= Alessandro Deljavan =

Italian classical pianist

Alessandro Deljavan (born 1 February 1987) is an Italian classical pianist and recording artist. He has performed internationally as a soloist and chamber musician and has an extensive discography, with repertoire ranging from Baroque and Classical works to Romantic and contemporary music.

==Biography==
Deljavan began studying piano before the age of two and gave his first public performances at the age of three. He graduated from the Conservatory of Milan in 2003 and later continued his studies at the Istituto Gaetano Braga. From 2005 to 2013, he attended the International Piano Academy Lake Como, where he worked with musicians including William Grant Naboré, Dmitri Bashkirov, Fou Ts'ong, John Perry, Richard Goode, and Andreas Staier.

== Concert activity ==
Deljavan has performed internationally as a soloist and chamber musician with orchestras including the Mariinsky Theatre Orchestra, Fort Worth Symphony Orchestra, Orchestra Sinfonica di Milano Giuseppe Verdi, Israel Camerata Jerusalem, Lithuanian Chamber Orchestra and Boston Philharmonic Orchestra.

He has appeared three times with the Boston Philharmonic Orchestra under Benjamin Zander. He made his debut with the orchestra in 2019 performing Brahms's Piano Concerto No. 2, returned in 2024 for Mozart's Piano Concerto No. 24, and in 2025 performed Brahms's Piano Concerto No. 1 at Symphony Hall.

In 2016, Deljavan performed during the inaugural season of the Tippet Rise Art Center in Montana, where he played Chopin's Études. In 2017, he opened the Festival Chopin à Paris at the Orangerie du Parc de Bagatelle with a performance of Chopin's complete 24 Études. He has also appeared at the Biarritz Piano Festival.

In 2021, Deljavan performed music by Johann Sebastian Bach in a live RAI Radio 3 broadcast from the Cappella Paolina of the Quirinale Palace in Rome as part of I concerti del Quirinale.

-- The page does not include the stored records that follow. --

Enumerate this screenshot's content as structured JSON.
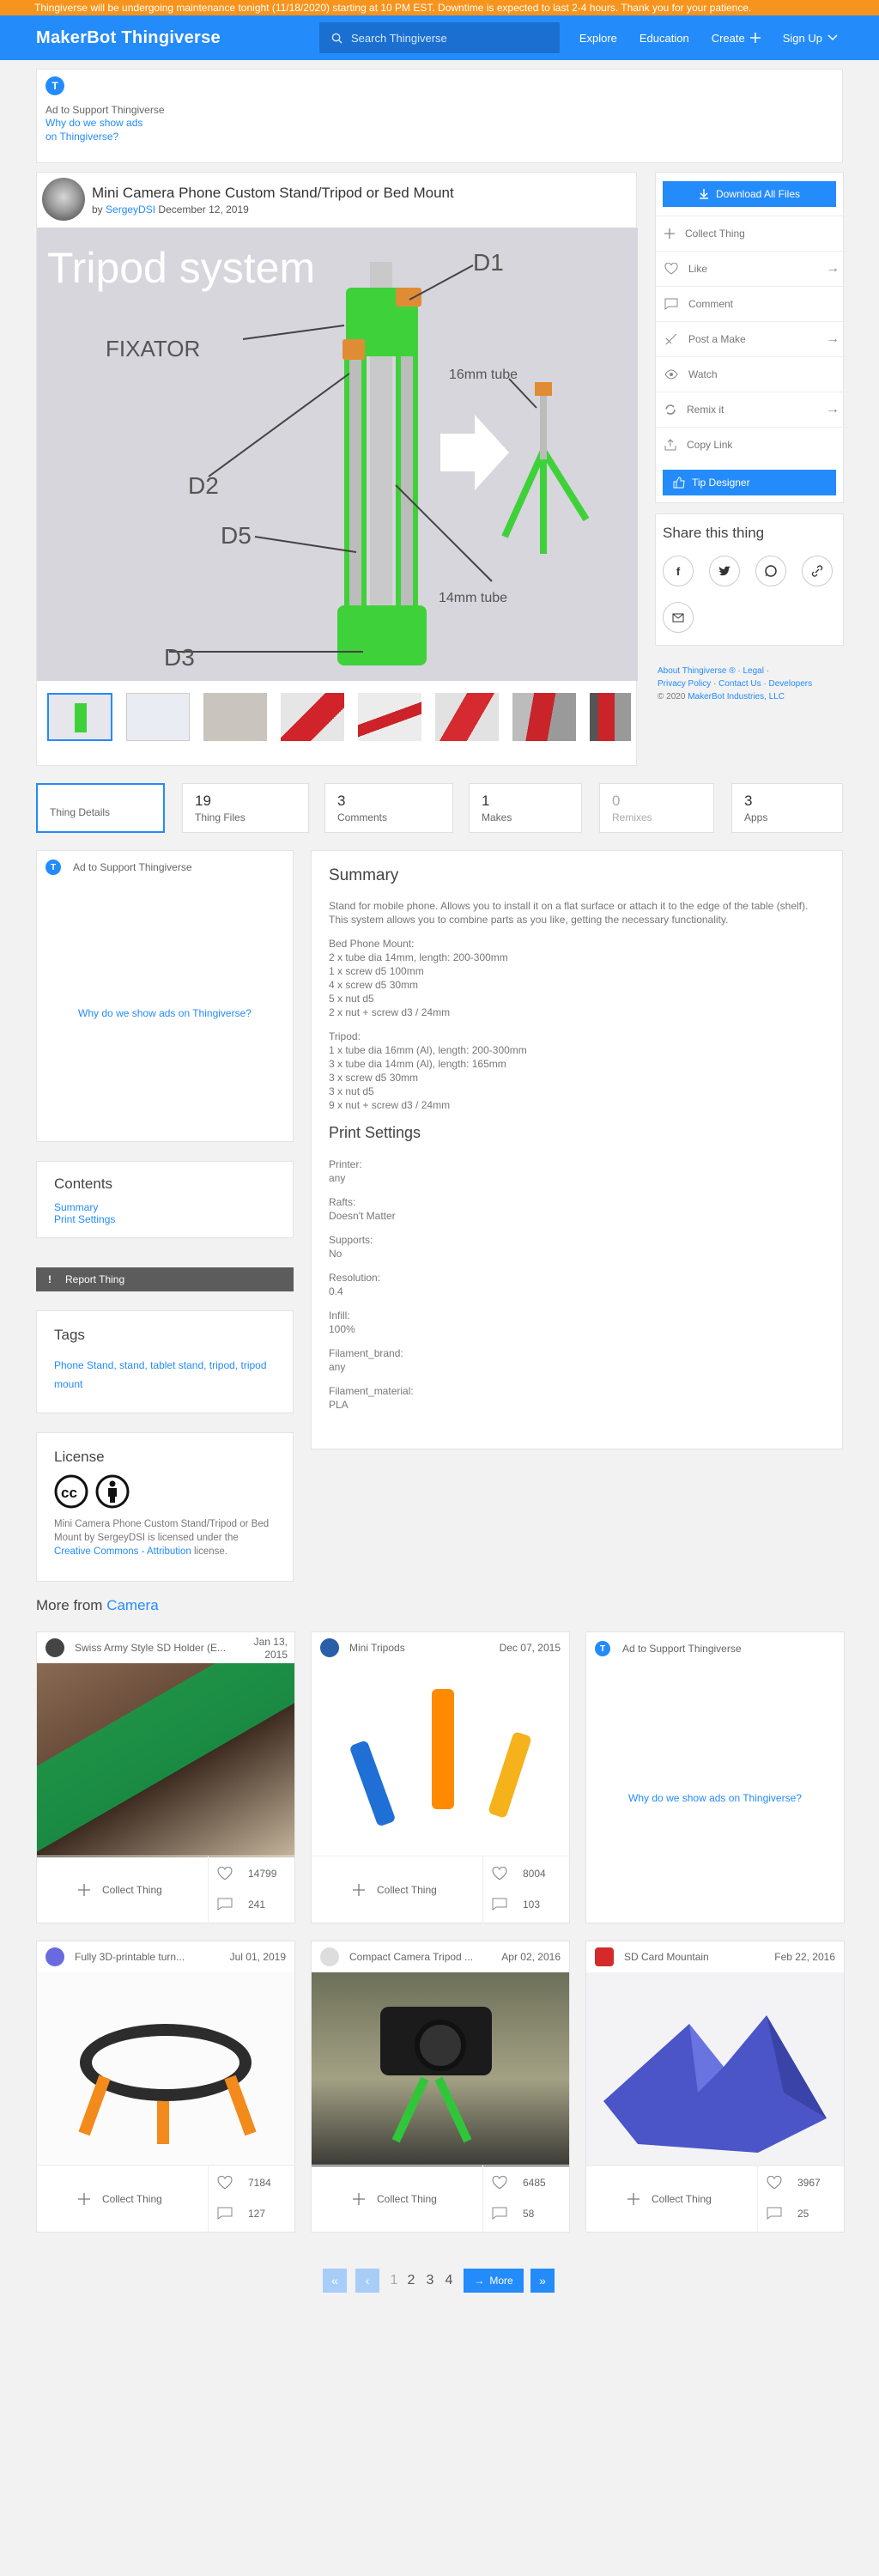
{
  "banner": "Thingiverse will be undergoing maintenance tonight (11/18/2020) starting at 10 PM EST. Downtime is expected to last 2-4 hours. Thank you for your patience.",
  "nav": {
    "logo_brand": "MakerBot",
    "logo_product": "Thingiverse",
    "search_placeholder": "Search Thingiverse",
    "explore": "Explore",
    "education": "Education",
    "create": "Create",
    "signup": "Sign Up"
  },
  "top_ad": {
    "badge": "T",
    "text": "Ad to Support Thingiverse",
    "link": "Why do we show ads on Thingiverse?"
  },
  "thing": {
    "title": "Mini Camera Phone Custom Stand/Tripod or Bed Mount",
    "by": "by",
    "author": "SergeyDSI",
    "date": "December 12, 2019"
  },
  "image_labels": {
    "heading": "Tripod system",
    "d1": "D1",
    "fixator": "FIXATOR",
    "tube16": "16mm tube",
    "d2": "D2",
    "d5": "D5",
    "tube14": "14mm tube",
    "d3": "D3"
  },
  "sidebar": {
    "download": "Download All Files",
    "collect": "Collect Thing",
    "like": "Like",
    "comment": "Comment",
    "post_make": "Post a Make",
    "watch": "Watch",
    "remix": "Remix it",
    "copy_link": "Copy Link",
    "tip": "Tip Designer"
  },
  "share": {
    "title": "Share this thing"
  },
  "footer_links": {
    "about": "About Thingiverse ®",
    "legal": "Legal",
    "privacy": "Privacy Policy",
    "contact": "Contact Us",
    "developers": "Developers",
    "copyright": "© 2020",
    "company": "MakerBot Industries, LLC"
  },
  "tabs": [
    {
      "num": "",
      "label": "Thing Details"
    },
    {
      "num": "19",
      "label": "Thing Files"
    },
    {
      "num": "3",
      "label": "Comments"
    },
    {
      "num": "1",
      "label": "Makes"
    },
    {
      "num": "0",
      "label": "Remixes"
    },
    {
      "num": "3",
      "label": "Apps"
    }
  ],
  "left_ad": {
    "text": "Ad to Support Thingiverse",
    "link": "Why do we show ads on Thingiverse?"
  },
  "contents": {
    "title": "Contents",
    "summary": "Summary",
    "print_settings": "Print Settings"
  },
  "report": "Report Thing",
  "tags": {
    "title": "Tags",
    "list": "Phone Stand, stand, tablet stand, tripod, tripod mount"
  },
  "license": {
    "title": "License",
    "text1": "Mini Camera Phone Custom Stand/Tripod or Bed Mount by SergeyDSI is licensed under the",
    "link": "Creative Commons - Attribution",
    "text2": "license."
  },
  "summary": {
    "title": "Summary",
    "intro": "Stand for mobile phone. Allows you to install it on a flat surface or attach it to the edge of the table (shelf). This system allows you to combine parts as you like, getting the necessary functionality.",
    "bed_lines": [
      "Bed Phone Mount:",
      "2 x tube dia 14mm, length: 200-300mm",
      "1 x screw d5 100mm",
      "4 x screw d5 30mm",
      "5 x nut d5",
      "2 x nut + screw d3 / 24mm"
    ],
    "tripod_lines": [
      "Tripod:",
      "1 x tube dia 16mm (Al), length: 200-300mm",
      "3 x tube dia 14mm (Al), length: 165mm",
      "3 x screw d5 30mm",
      "3 x nut d5",
      "9 x nut + screw d3 / 24mm"
    ]
  },
  "print_settings": {
    "title": "Print Settings",
    "items": [
      {
        "k": "Printer:",
        "v": "any"
      },
      {
        "k": "Rafts:",
        "v": "Doesn't Matter"
      },
      {
        "k": "Supports:",
        "v": "No"
      },
      {
        "k": "Resolution:",
        "v": "0.4"
      },
      {
        "k": "Infill:",
        "v": "100%"
      },
      {
        "k": "Filament_brand:",
        "v": "any"
      },
      {
        "k": "Filament_material:",
        "v": "PLA"
      }
    ]
  },
  "more": {
    "prefix": "More from",
    "category": "Camera",
    "collect": "Collect Thing",
    "ad_text": "Ad to Support Thingiverse",
    "ad_link": "Why do we show ads on Thingiverse?"
  },
  "more_items": [
    {
      "title": "Swiss Army Style SD Holder (E...",
      "date": "Jan 13, 2015",
      "likes": "14799",
      "comments": "241"
    },
    {
      "title": "Mini Tripods",
      "date": "Dec 07, 2015",
      "likes": "8004",
      "comments": "103"
    },
    {
      "title": "Fully 3D-printable turn...",
      "date": "Jul 01, 2019",
      "likes": "7184",
      "comments": "127"
    },
    {
      "title": "Compact Camera Tripod ...",
      "date": "Apr 02, 2016",
      "likes": "6485",
      "comments": "58"
    },
    {
      "title": "SD Card Mountain",
      "date": "Feb 22, 2016",
      "likes": "3967",
      "comments": "25"
    }
  ],
  "pagination": {
    "p1": "1",
    "p2": "2",
    "p3": "3",
    "p4": "4",
    "more": "More"
  },
  "colors": {
    "brand_blue": "#248bfb",
    "banner_orange": "#f7941d",
    "tripod_green": "#3fd13a"
  }
}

In February 2023, he performed at Crans-Montana Classics in Switzerland with Francesco De Angelis and Jing Zhao. The following day he performed chamber music with members of the Teatro alla Scala Orchestra at the Teatro alla Scala in Milan.

In May 2026, he performed both Chopin piano concertos in chamber versions with the Torino String Ensemble at Sala Verdi of the Milan Conservatory.

== Prizes ==
In 1996, at the age of nine, he won the 1er Prix, 1er Nommé de la discipline piano classique, degré virtuosité in Rueil-Malmaison, France.

Other competition results include fifth place at the 2005 Gina Bachauer International Young Artists Competition, the John Giordano Jury Chairman Discretionary Award ($4,000) at the 2009 Van Cliburn International Piano Competition, and second prize at the 2010 Isang Yun Competition in Tongyeong, South Korea. In 2013, Deljavan returned to the Van Cliburn International Piano Competition, where he received the Raymond E. Buck Jury Discretionary Award ($4,000).

== Recordings ==
Deljavan has released an extensive discography, with repertoire ranging from Bach and C. P. E. Bach to Beethoven, Chopin, Schumann and later composers. His recordings have appeared on labels including OnClassical, Piano Classics, Naxos, Artalinna, and Challenge Classics.